No. And sparing matches are hardly what anyone would call an impressive feat anyway.

Or, you could use the actual definition of the words. thumb up

Lol, having a thought about someone and them performing an action are not remotely the same.

Unless Yoda is the omniscient narrator, and he isn't, that's a moot point. Which is why an accolade on it's own never amounts to anything.

And then you'd have to provide evidence to show why they aren't.

The narrator isn't a person, but a framing device, so I'm not sure how an aspect of literature itself can lie.

Who says it can't? But that is beside the point. Rarely is the narrator themselves giving out accolades, and rarely do these accolades actually set the recipient apart in the grand scheme.

The Ellimist
Originally posted by FreshestSlice
And then you'd have to provide evidence to show why they aren't.


Uh, no, that would be necessary for your position. If the narrator is omniscient, then so are narrator-based accolades, .ie sourcebooks, Stover's flourishing, etc. Those accolades, then, are no more or less reliable than feats. The only distinction comes if you're comparing narrator-derived feats with character-derived accolades, but then the distinction is in the source, not the type.

Nephthys
Some are going to the other extreme, where feats barely matter and the most important evidence is accolades and general standings.

Emperordmb
Originally posted by Nephthys
Some are going to the other extreme, where feats barely matter and the most important evidence is accolades and general standings.
Yeah where feats are meaningless and only thematic bullshit matters... what the **** are some of these people?

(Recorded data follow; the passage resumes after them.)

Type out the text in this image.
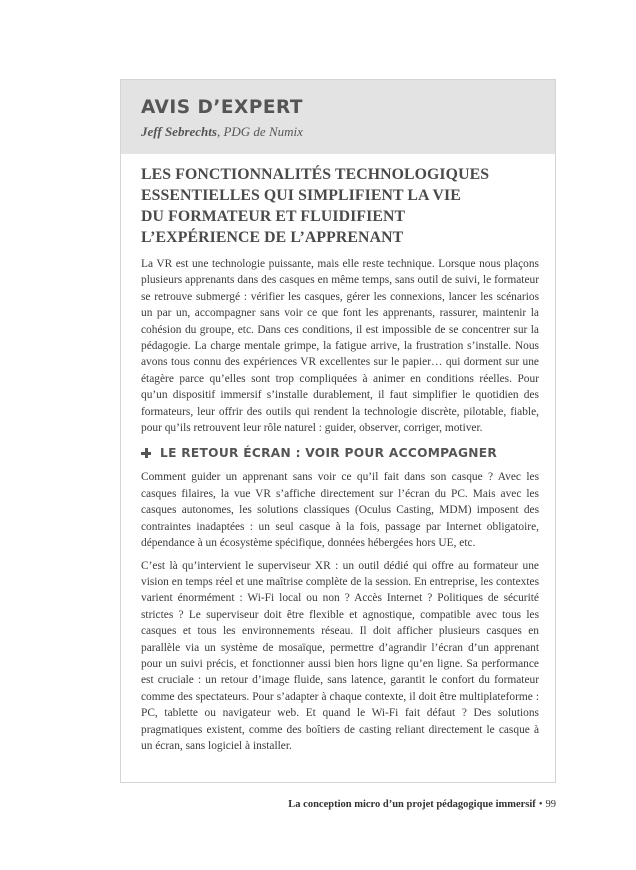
AVIS D’EXPERT
Jeff Sebrechts, PDG de Numix
LES FONCTIONNALITÉS TECHNOLOGIQUES
ESSENTIELLES QUI SIMPLIFIENT LA VIE
DU FORMATEUR ET FLUIDIFIENT
L’EXPÉRIENCE DE L’APPRENANT

La VR est une technologie puissante, mais elle reste technique. Lorsque nous plaçons plusieurs apprenants dans des casques en même temps, sans outil de suivi, le formateur se retrouve submergé : vérifier les casques, gérer les connexions, lancer les scénarios un par un, accompagner sans voir ce que font les apprenants, rassurer, maintenir la cohésion du groupe, etc. Dans ces conditions, il est impossible de se concentrer sur la pédagogie. La charge mentale grimpe, la fatigue arrive, la frustration s’installe. Nous avons tous connu des expériences VR excellentes sur le papier… qui dorment sur une étagère parce qu’elles sont trop compliquées à animer en conditions réelles. Pour qu’un dispositif immersif s’installe durablement, il faut simplifier le quotidien des formateurs, leur offrir des outils qui rendent la technologie discrète, pilotable, fiable, pour qu’ils retrouvent leur rôle naturel : guider, observer, corriger, motiver.

LE RETOUR ÉCRAN : VOIR POUR ACCOMPAGNER

Comment guider un apprenant sans voir ce qu’il fait dans son casque ? Avec les casques filaires, la vue VR s’affiche directement sur l’écran du PC. Mais avec les casques autonomes, les solutions classiques (Oculus Casting, MDM) imposent des contraintes inadaptées : un seul casque à la fois, passage par Internet obligatoire, dépendance à un écosystème spécifique, données hébergées hors UE, etc.

C’est là qu’intervient le superviseur XR : un outil dédié qui offre au formateur une vision en temps réel et une maîtrise complète de la session. En entreprise, les contextes varient énormément : Wi-Fi local ou non ? Accès Internet ? Politiques de sécurité strictes ? Le superviseur doit être flexible et agnostique, compatible avec tous les casques et tous les environnements réseau. Il doit afficher plusieurs casques en parallèle via un système de mosaïque, permettre d’agrandir l’écran d’un apprenant pour un suivi précis, et fonctionner aussi bien hors ligne qu’en ligne. Sa performance est cruciale : un retour d’image fluide, sans latence, garantit le confort du formateur comme des spectateurs. Pour s’adapter à chaque contexte, il doit être multiplateforme : PC, tablette ou navigateur web. Et quand le Wi-Fi fait défaut ? Des solutions pragmatiques existent, comme des boîtiers de casting reliant directement le casque à un écran, sans logiciel à installer.

La conception micro d’un projet pédagogique immersif • 99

Members of the Forcecast?

FreshestSlice
Originally posted by The Ellimist
Uh, no, that would be necessary for your position. If the narrator is omniscient, then so are narrator-based accolades, .ie sourcebooks,
If it's not a quote, then sure.

Being flowery doesn't make you inaccurate. Context is a thing. erm

Except feats are showings. You can be as powerful as the day is long, but if literally no one knows how you apply this, than the point is, again, moot.

See the above. Not that this discussion is about narrator accolades anyway. Narrators aren't the ones claiming Tulak Hord can drop cruisers and blitz half the mythos.

Syndicate
Accolades and hype are fine and dandy but it has to be realized that they can only be taken so far before you delve into the realm of speculation and uncertainty.